Markus Stockhausen und Richard Galliano waren schon da, wie im letzten Jahr Vincent Peirani & Émile Parisien, das Michael Wollny Trio, Kjetil Bjørnstad und Dorantes & Renaud García-Fons dem Festival ihre Ehre gaben. Der Eröffnungsabend 2018 hält mit Motion Trio invites Leszek Możdżer und dem Anouar Brahem Quartet den Qualitätsstandard auf diesem hohen Niveau.
Vor jenem Hintergrund ist nicht nachvollziehbar, was den künstlerischen Leiter Wilfried Schaus-Sahm bewogen haben mag, dem chinesischen Pianisten Luo Ning die Ehre zu erweisen, das Festival zu eröffnen. Fast entschuldigend kündigt er Luo Ning als Empfehlung des Chinesischen Kulturzentrums Berlin an. Zu einem Zeitpunkt, als das Programm eigentlich schon feststand, sei der Luo-Ning-Wunsch an ihn herangetragen worden. Warum auch immer diesem Wunsch unbedingt nachgegeben worden ist - das Programm musste relativ kurzfristig verändert werden.
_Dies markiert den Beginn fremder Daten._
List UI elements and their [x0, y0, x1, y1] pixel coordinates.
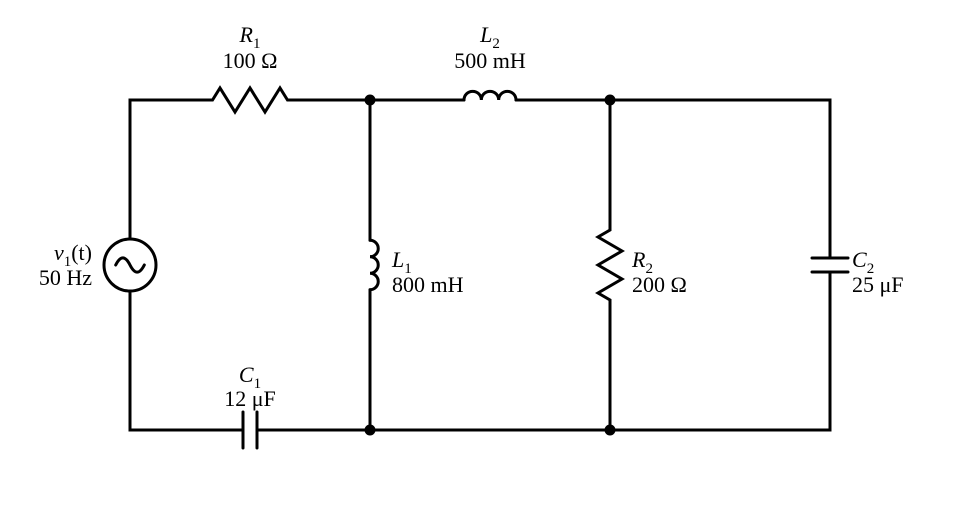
circuit-diagram: R1100 ΩL2500 mHv1(t)50 HzL1800 mHR2200 Ω…: [0, 0, 962, 510]
svg-text:500 mH: 500 mH: [454, 48, 526, 73]
wire-net: [130, 100, 830, 430]
svg-text:200 Ω: 200 Ω: [632, 272, 687, 297]
component-labels: R1100 ΩL2500 mHv1(t)50 HzL1800 mHR2200 Ω…: [39, 22, 904, 411]
svg-text:12 μF: 12 μF: [224, 386, 276, 411]
svg-text:25 μF: 25 μF: [852, 272, 904, 297]
svg-text:100 Ω: 100 Ω: [223, 48, 278, 73]
components: [104, 88, 848, 448]
svg-text:50 Hz: 50 Hz: [39, 265, 92, 290]
svg-text:800 mH: 800 mH: [392, 272, 464, 297]
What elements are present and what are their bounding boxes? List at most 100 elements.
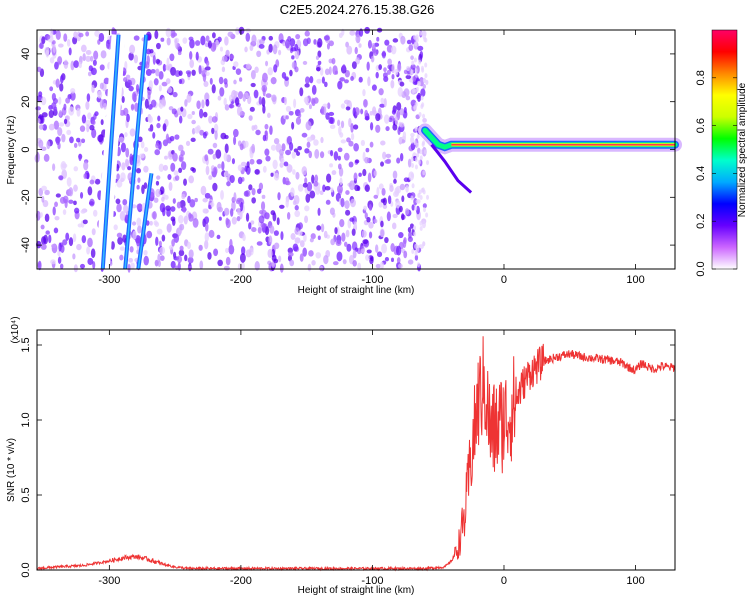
spectrogram-blob: [121, 162, 126, 171]
spectrogram-blob: [83, 161, 89, 171]
spectrogram-blob: [390, 257, 395, 263]
spectrogram-blob: [249, 158, 255, 165]
spectrogram-blob: [270, 172, 274, 177]
spectrogram-blob: [189, 39, 195, 49]
spectrogram-blob: [194, 40, 201, 46]
spectrogram-blob: [294, 43, 299, 52]
spectrogram-blob: [379, 103, 385, 108]
spectrogram-blob: [54, 201, 58, 208]
spectrogram-blob: [410, 64, 416, 70]
spectrogram-blob: [345, 209, 351, 216]
spectrogram-blob: [240, 161, 247, 167]
spectrogram-blob: [313, 139, 319, 146]
spectrogram-blob: [352, 259, 357, 267]
spectrogram-blob: [418, 59, 422, 65]
spectrogram-blob: [292, 200, 297, 206]
spectrogram-blob: [127, 166, 132, 171]
spectrogram-blob: [343, 99, 350, 105]
spectrogram-blob: [191, 119, 196, 125]
spectrogram-blob: [224, 134, 229, 140]
spectrogram-blob: [309, 76, 314, 84]
spectrogram-blob: [226, 181, 231, 187]
spectrogram-blob: [387, 64, 392, 70]
spectrogram-blob: [185, 70, 192, 75]
spectrogram-blob: [373, 219, 378, 224]
spectrogram-blob: [135, 168, 142, 174]
spectrogram-y-ticks: -40 -20 0 20 40: [20, 48, 675, 253]
spectrogram-blob: [311, 98, 316, 107]
spectrogram-blob: [426, 194, 430, 200]
spectrogram-blob: [278, 255, 282, 263]
spectrogram-blob: [85, 119, 91, 127]
spectrogram-blob: [395, 199, 401, 209]
spectrogram-blob: [87, 257, 94, 266]
spectrogram-blob: [278, 49, 282, 56]
spectrogram-blob: [321, 76, 325, 84]
spectrogram-blob: [264, 123, 269, 130]
spectrogram-blob: [168, 181, 173, 192]
spectrogram-blob: [382, 197, 387, 206]
spectrogram-blob: [186, 241, 191, 250]
spectrogram-blob: [172, 218, 176, 226]
spectrogram-blob: [305, 76, 310, 84]
spectrogram-blob: [403, 177, 409, 183]
spectrogram-blob: [324, 68, 330, 76]
spectrogram-blob: [111, 27, 116, 35]
spectrogram-blob: [130, 104, 135, 111]
spectrogram-blob: [63, 103, 67, 111]
spectrogram-blob: [62, 195, 69, 204]
spectrogram-blob: [126, 113, 130, 123]
spectrogram-blob: [204, 154, 209, 162]
spectrogram-blob: [233, 90, 239, 97]
spectrogram-blob: [205, 35, 210, 42]
spectrogram-blob: [319, 190, 324, 196]
spectrogram-blob: [52, 43, 56, 54]
spectrogram-blob: [68, 187, 74, 197]
spectrogram-blob: [257, 226, 262, 234]
spectrogram-blob: [99, 64, 105, 71]
spectrogram-blob: [249, 106, 255, 112]
spectrogram-blob: [379, 261, 384, 270]
spectrogram-blob: [423, 149, 427, 155]
spectrogram-blob: [391, 73, 395, 80]
spectrogram-blob: [268, 43, 273, 53]
spectrogram-blob: [150, 69, 156, 74]
spectrogram-blob: [207, 40, 212, 49]
spectrogram-blob: [390, 79, 395, 89]
spectrogram-blob: [164, 155, 168, 160]
spectrogram-blob: [152, 211, 157, 220]
spectrogram-blob: [65, 232, 70, 241]
spectrogram-blob: [39, 42, 44, 50]
spectrogram-blob: [383, 98, 387, 108]
spectrogram-blob: [66, 129, 72, 136]
spectrogram-blob: [211, 84, 216, 94]
spectrogram-blob: [340, 103, 346, 109]
y-tick-label: 40: [20, 48, 32, 60]
spectrogram-blob: [279, 204, 285, 209]
spectrogram-blob: [262, 104, 266, 114]
spectrogram-blob: [341, 232, 346, 242]
spectrogram-blob: [358, 43, 362, 48]
spectrogram-blob: [272, 44, 278, 55]
spectrogram-blob: [262, 86, 266, 97]
spectrogram-blob: [217, 259, 223, 267]
spectrogram-blob: [283, 161, 289, 167]
spectrogram-blob: [273, 230, 279, 236]
spectrogram-blob: [267, 248, 273, 258]
spectrogram-blob: [381, 243, 388, 254]
spectrogram-blob: [45, 230, 50, 235]
spectrogram-blob: [357, 262, 362, 271]
spectrogram-blob: [214, 130, 218, 141]
spectrogram-blob: [332, 65, 338, 76]
spectrogram-blob: [233, 79, 237, 85]
spectrogram-blob: [79, 125, 86, 132]
spectrogram-blob: [165, 27, 172, 38]
spectrogram-blob: [247, 95, 252, 105]
spectrogram-blob: [339, 177, 343, 186]
spectrogram-blob: [403, 250, 408, 259]
spectrogram-blob: [391, 222, 397, 230]
spectrogram-blob: [337, 184, 343, 194]
spectrogram-blob: [191, 69, 196, 76]
spectrogram-blob: [251, 34, 257, 45]
spectrogram-blob: [376, 251, 383, 258]
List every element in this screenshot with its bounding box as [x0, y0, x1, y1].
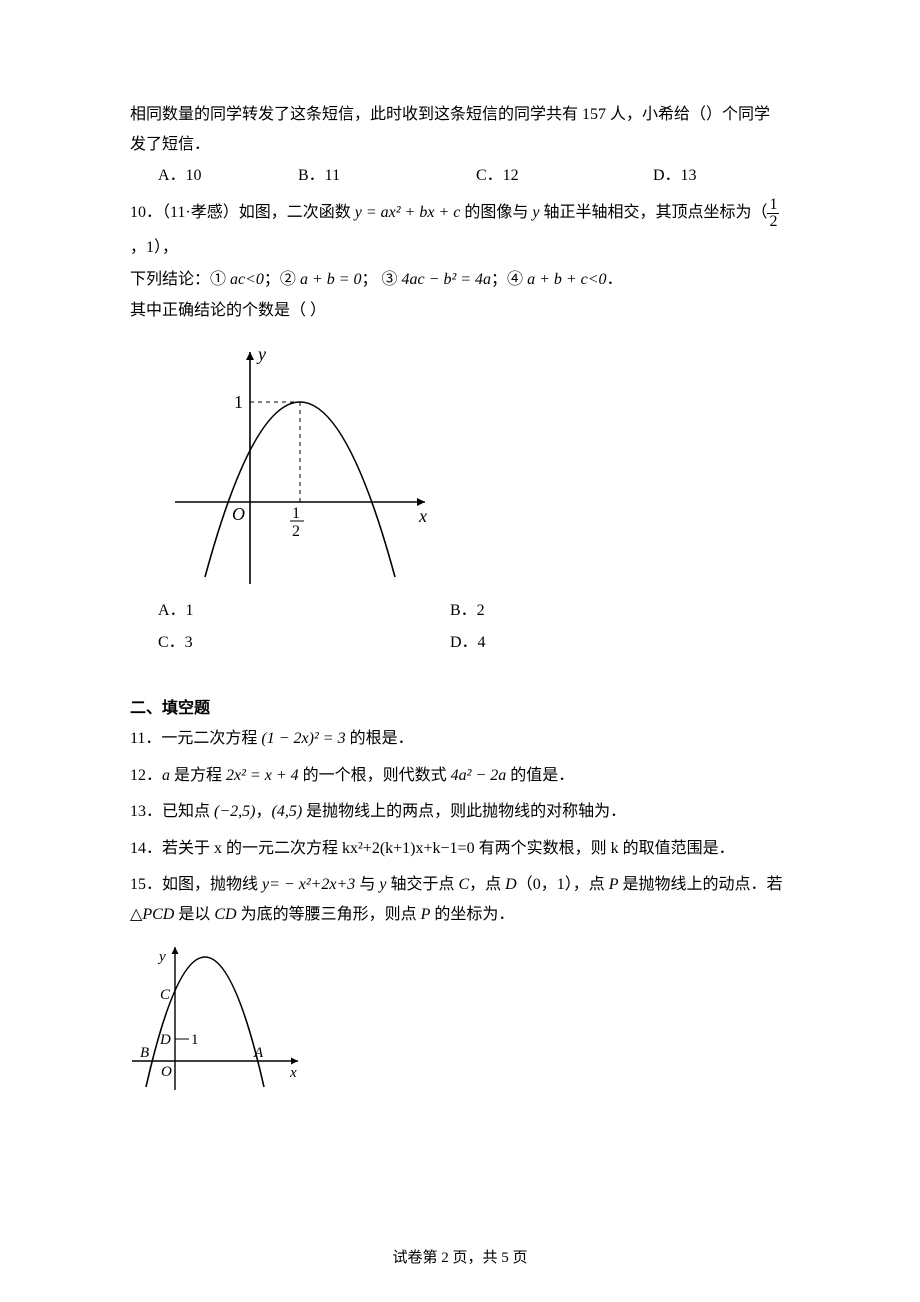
q15-P: P — [609, 876, 619, 893]
q15-m1: 与 — [355, 876, 379, 893]
q15-m2: 轴交于点 — [386, 876, 458, 893]
q10-s1: ；② — [264, 271, 300, 288]
svg-text:1: 1 — [234, 392, 243, 412]
q12: 12．a 是方程 2x² = x + 4 的一个根，则代数式 4a² − 2a … — [130, 761, 790, 791]
q11-suffix: 的根是． — [346, 730, 414, 747]
q9-opt-c: C．12 — [476, 161, 519, 191]
q10-opt-b: B．2 — [450, 596, 485, 626]
svg-text:1: 1 — [191, 1032, 199, 1048]
q9-opt-b: B．11 — [298, 161, 340, 191]
svg-text:y: y — [157, 949, 166, 965]
q14: 14．若关于 x 的一元二次方程 kx²+2(k+1)x+k−1=0 有两个实数… — [130, 834, 790, 864]
q10-frac-bot: 2 — [767, 214, 779, 230]
q15-PCD: PCD — [142, 906, 174, 923]
q10-prefix: 10．（11·孝感）如图，二次函数 — [130, 204, 355, 221]
svg-text:O: O — [232, 504, 245, 524]
q15-C: C — [458, 876, 469, 893]
q10-diagram-wrap: yxO112 — [170, 332, 790, 592]
svg-text:C: C — [160, 987, 171, 1003]
q9-options: A．10 B．11 C．12 D．13 — [130, 161, 790, 195]
svg-text:1: 1 — [292, 505, 300, 522]
q10-line1: 10．（11·孝感）如图，二次函数 y = ax² + bx + c 的图像与 … — [130, 195, 790, 265]
q15-diagram: y x O C D 1 A B — [130, 939, 310, 1094]
q10-opt-a: A．1 — [158, 596, 194, 626]
svg-text:y: y — [256, 344, 266, 364]
q9-opt-a: A．10 — [158, 161, 202, 191]
q10-opt-c: C．3 — [158, 628, 193, 658]
q10-options: A．1 B．2 C．3 D．4 — [130, 596, 790, 666]
q15-P2: P — [421, 906, 431, 923]
q12-a: a — [162, 767, 170, 784]
svg-text:x: x — [289, 1065, 297, 1081]
q10-c4: a + b + c<0 — [527, 271, 607, 288]
q15-suffix: 的坐标为． — [430, 906, 514, 923]
q10-line3: 其中正确结论的个数是（ ） — [130, 296, 790, 326]
svg-text:x: x — [418, 506, 427, 526]
q13-suffix: 是抛物线上的两点，则此抛物线的对称轴为． — [302, 803, 626, 820]
q15-m4: ，点 — [573, 876, 609, 893]
q10-mid2: 轴正半轴相交，其顶点坐标为（ — [539, 204, 767, 221]
q9-line1: 相同数量的同学转发了这条短信，此时收到这条短信的同学共有 157 人，小希给（）… — [130, 100, 790, 130]
q10-c1: ac<0 — [230, 271, 264, 288]
page-footer: 试卷第 2 页，共 5 页 — [0, 1244, 920, 1273]
q12-m2: 的一个根，则代数式 — [299, 767, 451, 784]
q9-opt-d: D．13 — [653, 161, 697, 191]
section-2-heading: 二、填空题 — [130, 694, 790, 724]
q10-func: y = ax² + bx + c — [355, 204, 461, 221]
q9-line2: 发了短信． — [130, 130, 790, 160]
q10-c2: a + b = 0 — [300, 271, 362, 288]
q12-suffix: 的值是． — [506, 767, 574, 784]
q15-m5: 是抛物线上的动点．若 — [619, 876, 783, 893]
svg-text:O: O — [161, 1064, 172, 1080]
q10-frac-top: 1 — [767, 197, 779, 214]
q15-m3: ，点 — [469, 876, 505, 893]
q13: 13．已知点 (−2,5)，(4,5) 是抛物线上的两点，则此抛物线的对称轴为． — [130, 797, 790, 827]
q15-prefix: 15．如图，抛物线 — [130, 876, 262, 893]
q15-line2: △PCD 是以 CD 为底的等腰三角形，则点 P 的坐标为． — [130, 900, 790, 930]
q10-c3: 4ac − b² = 4a — [402, 271, 492, 288]
q10-after-frac: ，1）， — [130, 239, 178, 256]
q12-eq: 2x² = x + 4 — [226, 767, 299, 784]
q11-expr: (1 − 2x)² = 3 — [261, 730, 345, 747]
page: 相同数量的同学转发了这条短信，此时收到这条短信的同学共有 157 人，小希给（）… — [0, 0, 920, 1302]
q15-m7: 为底的等腰三角形，则点 — [237, 906, 421, 923]
q10-s3: ；④ — [491, 271, 527, 288]
spacer — [130, 666, 790, 694]
q10-s2: ； ③ — [362, 271, 402, 288]
svg-text:B: B — [140, 1045, 149, 1061]
q11: 11．一元二次方程 (1 − 2x)² = 3 的根是． — [130, 724, 790, 754]
q13-prefix: 13．已知点 — [130, 803, 214, 820]
q15-Dcoord: （0，1） — [517, 876, 573, 893]
q13-mid: ， — [255, 803, 271, 820]
q13-p1: (−2,5) — [214, 803, 255, 820]
q15-tri: △ — [130, 906, 142, 923]
q12-expr: 4a² − 2a — [451, 767, 507, 784]
q10-l2-prefix: 下列结论：① — [130, 271, 230, 288]
q15-diagram-wrap: y x O C D 1 A B — [130, 939, 790, 1094]
q15-line1: 15．如图，抛物线 y= − x²+2x+3 与 y 轴交于点 C，点 D（0，… — [130, 870, 790, 900]
q12-prefix: 12． — [130, 767, 162, 784]
svg-text:D: D — [159, 1032, 171, 1048]
q10-line2: 下列结论：① ac<0；② a + b = 0； ③ 4ac − b² = 4a… — [130, 265, 790, 295]
svg-text:2: 2 — [292, 523, 300, 540]
q12-m1: 是方程 — [170, 767, 226, 784]
q10-opt-d: D．4 — [450, 628, 486, 658]
q13-p2: (4,5) — [271, 803, 302, 820]
q15-D: D — [505, 876, 517, 893]
svg-text:A: A — [253, 1045, 264, 1061]
q15-m6: 是以 — [174, 906, 214, 923]
q10-diagram: yxO112 — [170, 332, 440, 592]
q11-prefix: 11．一元二次方程 — [130, 730, 261, 747]
q15-func: y= − x²+2x+3 — [262, 876, 355, 893]
q15-CD: CD — [214, 906, 236, 923]
q10-l2-suffix: ． — [607, 271, 623, 288]
q10-mid1: 的图像与 — [460, 204, 532, 221]
q10-frac: 12 — [767, 197, 779, 230]
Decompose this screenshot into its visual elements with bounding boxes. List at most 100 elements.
Leider auf 30 Minuten beschränkt, wie Schaus-Sahm bedauert, ist da offenbar ein Programm mit heißer Nadel gestrickt worden. Zu einem Trio mit einem Bassist und Drummer aus der hiesigen Jazzszene, deren Namen allerdings weder im Programm des Festivals genannt noch nach Recherche ausfindig zu machen sind, ergänzt, erweist sich der vollmundig als Europa-Premiere angekündigte Auftritt nicht mehr als eine schaler Aufguss des Modern Jazz der 1960er Jahre.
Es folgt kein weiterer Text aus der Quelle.